He was staring at the patchwork of pictures and notes he'd pinned to the tapestry, trying to find a pattern that might help him solve the case. Well, two separate cases, actually.
"Have you ever seen the Queen?" Jack asked from the other end of the room.
"Nope," he replied absently, his mind busy following three separate trains of thoughts.
"Uncle John says you've been to Buckingham Palace. And you stole an ashtray too."
"The Queen has plenty of them, she wouldn't even notice that one was missing."
"But what if she finds out? Would she lock you up in the Tower?"
He frowned, removed a picture, then pinned it in a different position. "I doubt it. It's been years ago anyway."
"Do you still have it?"
"Have – what?"
"The ashtray."
"Of course. It's – somewhere," he said vaguely, gesturing to the flat at large. "You can keep it if you're able to find it."
"Cool," the little boy exclaimed in delight, before rushing out of the room.
Speaking of ashtrays, he could kill for a cigarette now.
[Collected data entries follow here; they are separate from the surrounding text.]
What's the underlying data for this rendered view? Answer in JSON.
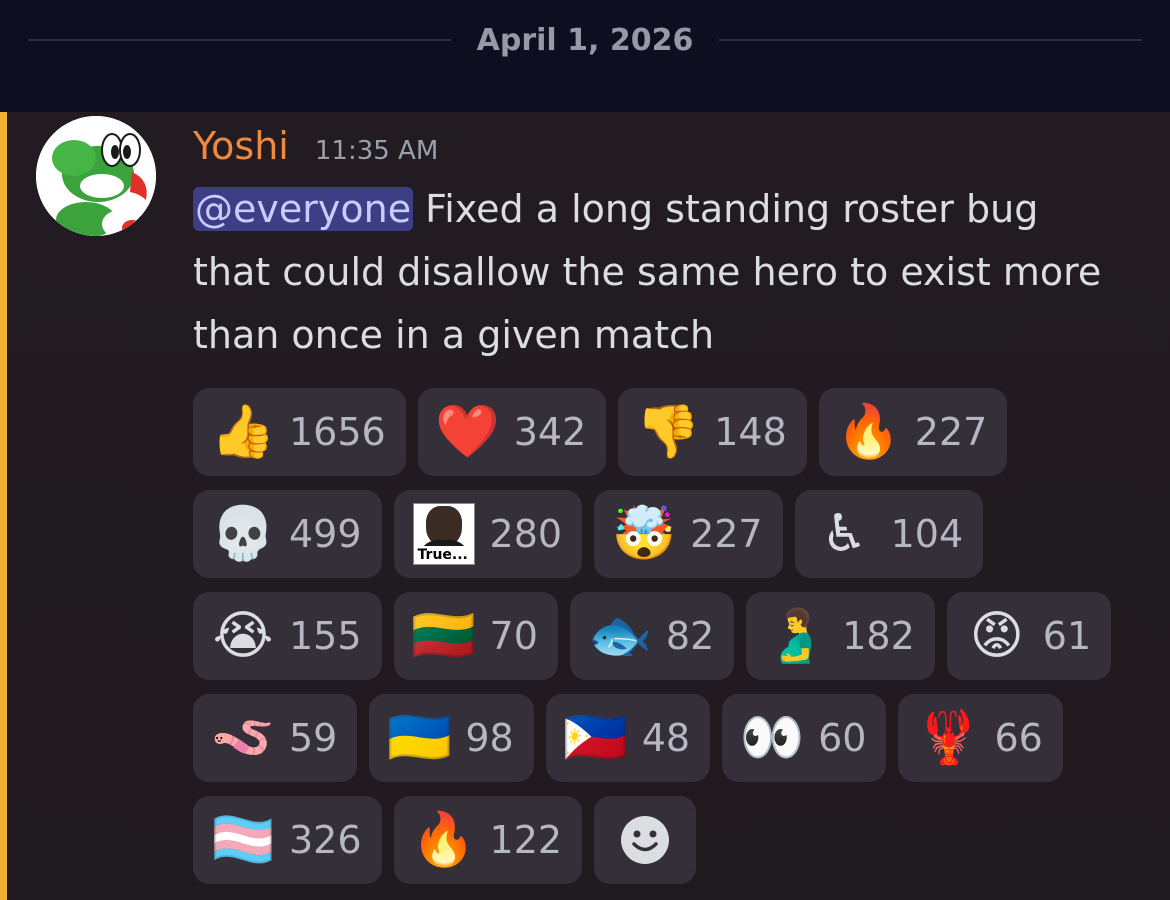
{
  "date_divider": "April 1, 2026",
  "message": {
    "username": "Yoshi",
    "timestamp": "11:35 AM",
    "mention": "@everyone",
    "text": " Fixed a long standing roster bug that could disallow the same hero to exist more than once in a given match"
  },
  "reactions": [
    [
      {
        "emoji": "👍",
        "name": "thumbs-up",
        "count": "1656"
      },
      {
        "emoji": "❤️",
        "name": "red-heart",
        "count": "342"
      },
      {
        "emoji": "👎",
        "name": "thumbs-down",
        "count": "148"
      },
      {
        "emoji": "🔥",
        "name": "fire",
        "count": "227"
      }
    ],
    [
      {
        "emoji": "💀",
        "name": "skull",
        "count": "499"
      },
      {
        "emoji": "",
        "name": "true-custom",
        "caption": "True...",
        "count": "280"
      },
      {
        "emoji": "🤯",
        "name": "exploding-head",
        "count": "227"
      },
      {
        "emoji": "♿",
        "name": "wheelchair",
        "count": "104"
      }
    ],
    [
      {
        "emoji": "😭",
        "name": "loudly-crying",
        "count": "155"
      },
      {
        "emoji": "🇱🇹",
        "name": "flag-lithuania",
        "count": "70"
      },
      {
        "emoji": "🐟",
        "name": "fish",
        "count": "82"
      },
      {
        "emoji": "🫃",
        "name": "pregnant-man",
        "count": "182"
      },
      {
        "emoji": "😡",
        "name": "angry-face",
        "count": "61"
      }
    ],
    [
      {
        "emoji": "🪱",
        "name": "worm",
        "count": "59"
      },
      {
        "emoji": "🇺🇦",
        "name": "flag-ukraine",
        "count": "98"
      },
      {
        "emoji": "🇵🇭",
        "name": "flag-philippines",
        "count": "48"
      },
      {
        "emoji": "👀",
        "name": "eyes",
        "count": "60"
      },
      {
        "emoji": "🦞",
        "name": "lobster",
        "count": "66"
      }
    ],
    [
      {
        "emoji": "🏳️‍⚧️",
        "name": "transgender-flag",
        "count": "326"
      },
      {
        "emoji": "🔥",
        "name": "fire-custom",
        "count": "122"
      }
    ]
  ],
  "colors": {
    "username": "#f0883e",
    "mention_bar": "#f0b232",
    "mention_bg": "#3c3f86"
  }
}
If only he could find his stash and sneak downstairs before Jack was back – well, that would be truly marvellous.
"It's no use looking for your cigarettes," the boy warned him from the next room, and he paused – a half-annoyed, half-amused smirk spreading on his face.
"Who says I was?" he called in defiance, but he could almost picture the kid rolling his eyes at the dullness of the question.
"You've been working on the same case for over a week, and I've just mentioned ashtrays. What would you deduce, Dad?"
"All right, you win. But why did you say it's no use?"
"Mom says you shouldn't smoke, so I used them for an experiment of mine."
"Oh, did you really?" he all but chuckled. This whole situation reminded him of a particularly nasty trick he'd played on his brother when they were still in their teens; that had probably been the first and last time he'd seen Mycroft lose his cool, something that was an achievement in itself.
"Here it is," the boy announced merrily, banging into the room with his new trophy.
For a moment there he was sorely tempted to tell the boy that he'd actually had the nerve to show up in Buckingham Palace wearing nothing but a sheet, but he suspected that was something neither John nor Molly would approve.
Then Jack jumped onto the sofa, took a good look at his notes and swapped two of the pictures.
"I think it works better this way," the boy said cheerfully, and the pattern he'd been chasing for days was suddenly clear before his eyes.
"There aren't two cases, it's just one," he claimed triumphantly, wondering how he hadn't been able to see it before.
"I knew you would work that out eventually," Jack nodded, as if he was talking to a child. "May I have some chocolate now?"